Purana and Itihasa (epic history)Source: Cologne Digital Sanskrit Dictionaries: The Purana Index
Pālāśapātra (पालाशपात्र).—The vessel of palāśa wood used by the trees for milking the cow-earth.*
- * Matsya-purāṇa 10. 27.
The Purana (पुराण, purāṇas) refers to Sanskrit literature preserving ancient India’s vast cultural history, including historical legends, religious ceremonies, various arts and sciences.

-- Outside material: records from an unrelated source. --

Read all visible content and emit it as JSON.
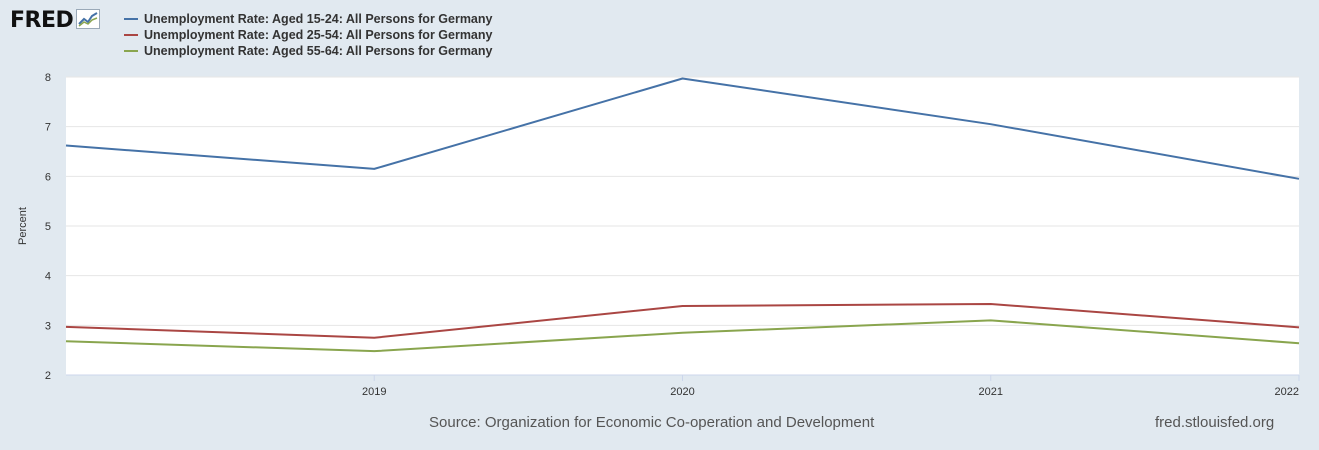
{
  "brand": {
    "logo_text": "FRED"
  },
  "colors": {
    "background": "#e1e9f0",
    "plot_bg": "#ffffff",
    "series1": "#4572a7",
    "series2": "#aa4643",
    "series3": "#89a54e"
  },
  "footer": {
    "source": "Source: Organization for Economic Co-operation and Development",
    "site": "fred.stlouisfed.org"
  },
  "chart_data": {
    "type": "line",
    "title": "",
    "xlabel": "",
    "ylabel": "Percent",
    "x": [
      2018,
      2019,
      2020,
      2021,
      2022
    ],
    "xticks": [
      "2019",
      "2020",
      "2021",
      "2022"
    ],
    "xtick_values": [
      2019,
      2020,
      2021,
      2022
    ],
    "ylim": [
      2,
      8
    ],
    "yticks": [
      "2",
      "3",
      "4",
      "5",
      "6",
      "7",
      "8"
    ],
    "ytick_values": [
      2,
      3,
      4,
      5,
      6,
      7,
      8
    ],
    "grid": true,
    "legend_position": "top-left",
    "series": [
      {
        "name": "Unemployment Rate: Aged 15-24: All Persons for Germany",
        "color": "#4572a7",
        "values": [
          6.62,
          6.15,
          7.97,
          7.05,
          5.95
        ]
      },
      {
        "name": "Unemployment Rate: Aged 25-54: All Persons for Germany",
        "color": "#aa4643",
        "values": [
          2.97,
          2.75,
          3.39,
          3.43,
          2.96
        ]
      },
      {
        "name": "Unemployment Rate: Aged 55-64: All Persons for Germany",
        "color": "#89a54e",
        "values": [
          2.68,
          2.48,
          2.85,
          3.1,
          2.64
        ]
      }
    ]
  }
}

The eighteen mahapuranas total over 400,000 shlokas (metrical couplets) and date to at least several centuries BCE.
Ayurveda (science of life)Source: Shodhganga: Dietetics and culinary art in ancient and medieval India
Palāśapatra (पलाशपत्र) refers to a “utensils used for food made of Butea frondosa leaf” according to the 17th century Bhojanakutūhala (dravyaguṇāguṇa-kathana).—The food-utensils that are made of Palāśapatra (Butea frondosa leaf) have the following dietetic effects: kaphavātapīnasaghna, rucya and bṛṃhaṇa (alleviates phlegm and vāta, cures pīnasa, improves taste and promotes health).
Āyurveda (आयुर्वेद, ayurveda) is a branch of Indian science dealing with medicine, herbalism, taxology, anatomy, surgery, alchemy and related topics. Traditional practice of Āyurveda in ancient India dates back to at least the first millenium BC. Literature is commonly written in Sanskrit using various poetic metres.
Vaishnavism (Vaishava dharma)Source: ISKCON Desire Tree: Shri Haribhaktivilasa
Palāśapatra (पलाशपत्र) refers to a “palāśa-leaf plate” according to the Śrī Haribhaktivilāsa 16.83-87.—Accordingly, “during the month of Kārttika one should sleep on the floor, remain celibate, eat haviṣya from a palāśa-leaf plate [viz., palāśapatra], and worship Lord Dāmodara. In this way one becomes free of all sins, goes to the spiritual world, attains a spiritual body like the Lord's, and enjoys the bliss of directly serving Lord Hari. [...] A person who during the month of Kārttika eats from a palāśa-leaf plate becomes free from all sins. A person who eats the remnants of food offered to Lord Hari attains liberation. A person who is not a qualified Brāhmaṇa should not eat from the middle leaf of the palāśa tree”.
Vaishnava (वैष्णव, vaiṣṇava) or vaishnavism (vaiṣṇavism) represents a tradition of Hinduism worshipping Vishnu as the supreme Lord. Similar to the Shaktism and Shaivism traditions, Vaishnavism also developed as an individual movement, famous for its exposition of the dashavatara (‘ten avatars of Vishnu’).